Crop duster, aerial applicator or ag pilot?
All of the above! Ag products delivered on crops used to only be available in a dry form, so the pilot who distributed these crop protectors became known as "crop dusters". Aerial applicators are instrumental in helping growers protect crops from insects and diseases. Aerial application is often the safest, fastest, most efficient and most economical way to treat a crop when pests or disease threaten it.
Aerial application is used both by conventional and organic growers.
Both farming methods use pesticides, just different types.
Meet an aerial applicator!
Washington Grown featured Gavin Morse, a Washington State aerial applicator, in their season 2 episode about barley.
An aerial applicator needs to be a pilot, a licensed pesticide applicator and computer whiz all in one. Lots of applicators start as an apprentice with an experienced pilot and training can take 3-5 years.

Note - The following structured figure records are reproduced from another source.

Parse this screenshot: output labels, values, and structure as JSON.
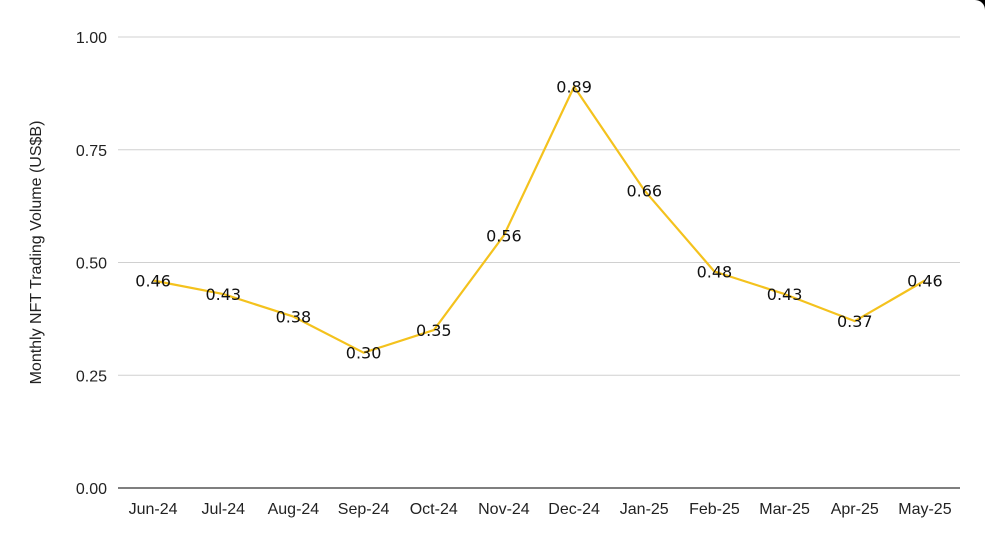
{
  "chart_data": {
    "type": "line",
    "title": "",
    "xlabel": "",
    "ylabel": "Monthly NFT Trading Volume (US$B)",
    "categories": [
      "Jun-24",
      "Jul-24",
      "Aug-24",
      "Sep-24",
      "Oct-24",
      "Nov-24",
      "Dec-24",
      "Jan-25",
      "Feb-25",
      "Mar-25",
      "Apr-25",
      "May-25"
    ],
    "series": [
      {
        "values": [
          0.46,
          0.43,
          0.38,
          0.3,
          0.35,
          0.56,
          0.89,
          0.66,
          0.48,
          0.43,
          0.37,
          0.46
        ],
        "data_labels": [
          "0.46",
          "0.43",
          "0.38",
          "0.30",
          "0.35",
          "0.56",
          "0.89",
          "0.66",
          "0.48",
          "0.43",
          "0.37",
          "0.46"
        ]
      }
    ],
    "ylim": [
      0,
      1
    ],
    "yticks": [
      0,
      0.25,
      0.5,
      0.75,
      1.0
    ],
    "ytick_labels": [
      "0.00",
      "0.25",
      "0.50",
      "0.75",
      "1.00"
    ],
    "grid": true,
    "legend": "none",
    "colors": {
      "line": "#F4C21D",
      "grid": "#D0D0D0",
      "axis": "#333333"
    }
  }
}
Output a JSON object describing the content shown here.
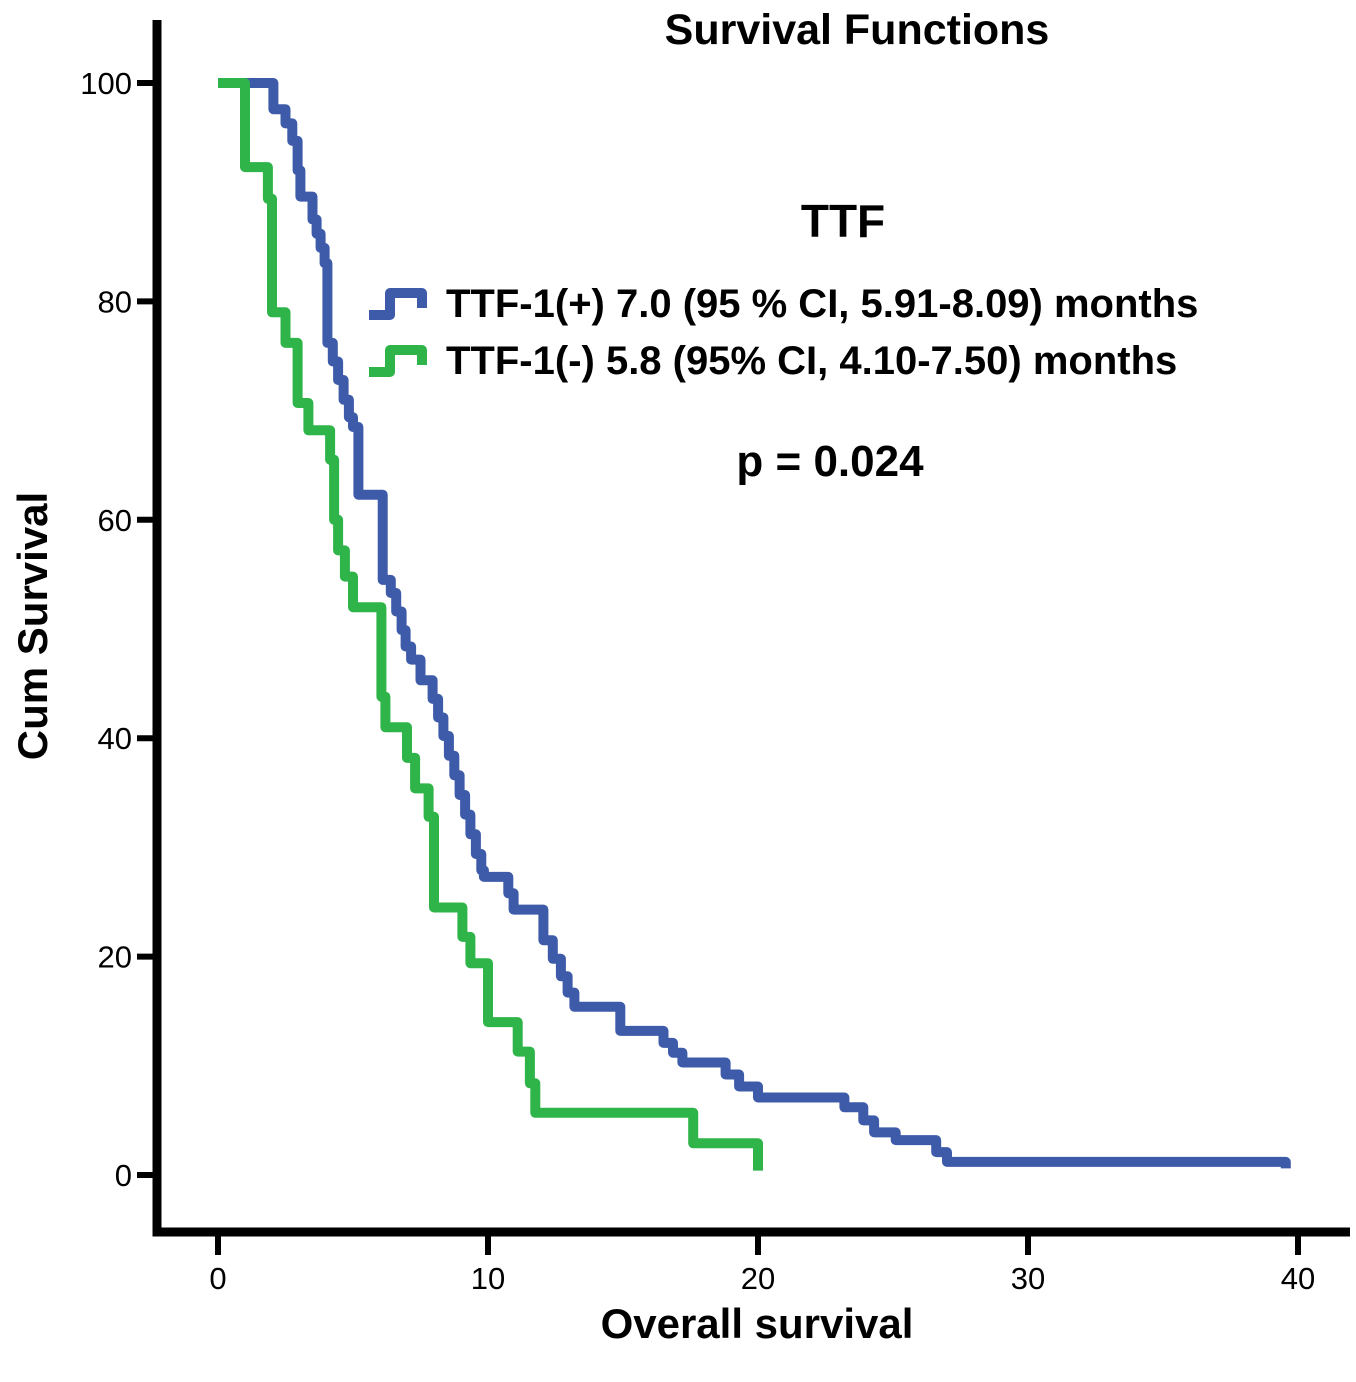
{
  "title": "Survival Functions",
  "legend": {
    "header": "TTF",
    "items": [
      {
        "series": "TTF-1(+)",
        "label": "TTF-1(+) 7.0 (95 % CI, 5.91-8.09) months",
        "color": "#3E5BA9",
        "median_months": 7.0,
        "ci_95": "5.91-8.09"
      },
      {
        "series": "TTF-1(-)",
        "label": "TTF-1(-) 5.8 (95% CI, 4.10-7.50) months",
        "color": "#2FB44A",
        "median_months": 5.8,
        "ci_95": "4.10-7.50"
      }
    ],
    "p_value_label": "p = 0.024"
  },
  "chart_data": {
    "type": "line",
    "subtype": "kaplan-meier-step",
    "title": "Survival Functions",
    "xlabel": "Overall survival",
    "ylabel": "Cum Survival",
    "xlim": [
      0,
      40
    ],
    "ylim": [
      0,
      100
    ],
    "x_ticks": [
      0,
      10,
      20,
      30,
      40
    ],
    "y_ticks": [
      0,
      20,
      40,
      60,
      80,
      100
    ],
    "grid": false,
    "legend_position": "upper-right-inside",
    "p_value": 0.024,
    "axis_color": "#000000",
    "series": [
      {
        "name": "TTF-1(+)",
        "color": "#3E5BA9",
        "points": [
          [
            0,
            100
          ],
          [
            2.05,
            97.6
          ],
          [
            2.5,
            96.3
          ],
          [
            2.75,
            94.7
          ],
          [
            2.95,
            92
          ],
          [
            3.05,
            89.6
          ],
          [
            3.5,
            87.5
          ],
          [
            3.65,
            86.2
          ],
          [
            3.8,
            84.9
          ],
          [
            3.95,
            83.5
          ],
          [
            4.05,
            76.2
          ],
          [
            4.25,
            74.5
          ],
          [
            4.45,
            72.8
          ],
          [
            4.65,
            71
          ],
          [
            4.85,
            69.4
          ],
          [
            5,
            68.5
          ],
          [
            5.2,
            62.3
          ],
          [
            6.1,
            54.5
          ],
          [
            6.4,
            53.3
          ],
          [
            6.6,
            51.6
          ],
          [
            6.8,
            49.9
          ],
          [
            6.95,
            48.4
          ],
          [
            7.15,
            47.2
          ],
          [
            7.5,
            45.3
          ],
          [
            7.95,
            43.6
          ],
          [
            8.15,
            41.9
          ],
          [
            8.35,
            40.2
          ],
          [
            8.55,
            38.4
          ],
          [
            8.75,
            36.6
          ],
          [
            8.95,
            34.8
          ],
          [
            9.15,
            33
          ],
          [
            9.35,
            31.2
          ],
          [
            9.55,
            29.4
          ],
          [
            9.75,
            27.9
          ],
          [
            9.85,
            27.3
          ],
          [
            10.75,
            25.8
          ],
          [
            10.95,
            24.3
          ],
          [
            12.05,
            21.5
          ],
          [
            12.4,
            19.8
          ],
          [
            12.7,
            18.2
          ],
          [
            12.95,
            16.7
          ],
          [
            13.2,
            15.4
          ],
          [
            14.9,
            13.2
          ],
          [
            16.5,
            12.1
          ],
          [
            16.85,
            11.2
          ],
          [
            17.2,
            10.3
          ],
          [
            18.8,
            9.2
          ],
          [
            19.3,
            8.1
          ],
          [
            20,
            7.1
          ],
          [
            23.2,
            6.2
          ],
          [
            23.9,
            5
          ],
          [
            24.3,
            3.9
          ],
          [
            25.1,
            3.2
          ],
          [
            26.6,
            2.1
          ],
          [
            27,
            1.2
          ],
          [
            39.55,
            0.6
          ]
        ]
      },
      {
        "name": "TTF-1(-)",
        "color": "#2FB44A",
        "points": [
          [
            0,
            100
          ],
          [
            1,
            92.3
          ],
          [
            1.85,
            89.4
          ],
          [
            2,
            79
          ],
          [
            2.5,
            76.2
          ],
          [
            2.95,
            70.7
          ],
          [
            3.35,
            68.2
          ],
          [
            4.15,
            65.5
          ],
          [
            4.3,
            60
          ],
          [
            4.45,
            57.2
          ],
          [
            4.7,
            54.8
          ],
          [
            5,
            52
          ],
          [
            6.05,
            43.8
          ],
          [
            6.2,
            41
          ],
          [
            7,
            38.2
          ],
          [
            7.3,
            35.4
          ],
          [
            7.8,
            32.8
          ],
          [
            8,
            24.5
          ],
          [
            9.05,
            21.8
          ],
          [
            9.35,
            19.4
          ],
          [
            10,
            14
          ],
          [
            11.1,
            11.3
          ],
          [
            11.55,
            8.4
          ],
          [
            11.75,
            5.7
          ],
          [
            17.6,
            2.9
          ],
          [
            20,
            0.4
          ]
        ]
      }
    ]
  }
}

Ag pilots requirements are:
- Commercial Pilot Certificate
- Class II Medical Certificate
- Trained and tested in agricultural aircraft operations
- State-administered EPA commercial pesticide applicator certification
- Meet the requirements for insurability in the aircraft and type of flight operations
Training continues throughout a pilot's career. Continuing education includes classroom work but may also include participation in the National Agricultural Aviation Association's (NAAA) Professional Aerial Applicator's Support System (PAASS) program or an Operation S.A.F.E. (Self-regulating Application and Flight Efficiency) Clinic. S.A.F.E. requires a pilot to have his aviation and application skill evaluated under actual field conditions.
What about drift?
Today's crop spraying planes are equipped with mapping technology that makes it possible to pinpoint exact areas to be sprayed and assures even distribution; thus protecting the crop and the environment. Drift is illegal and rare in Washington state. Aerial applicators are trained to apply products in a precise manner and only under ideal weather conditions to prevent drift. Aerial applicators live in the communities where they work, so they are very concerned with the health and well-being of their families, friends and neighbors.
What tools do applicators use?
How is aerial application regulated?
Did you know ...
- There 50 ag pilots in Washington State.
- The average age is 50+, so there are lots of opportunities for younger pilots to train and work!
- Aerial applicators treat 71 million acres each year.
- Most of the crop protection spray you see consists of water. Depending on the product, it could be as little as half a cup of crop protection per 100 gallons of water.
- Aerial application accounts for just under 20% of all applied crop protection products on commercial farms and nearly 100% of forest protection applications.
- 87% of the aircraft used are fixed-wing aircraft; the remaining 13% are rotorcraft/helicopters.
Benefits of aerial application
- does not disturb soil or growing crops
- ability to treat wet fields
- possible when crop canopies are too thick for ground rigs
- does not contribute to topsoil runoff
- when timing is critical, an airplane or helicopter can accomplish three times as much application work as any other form of application can.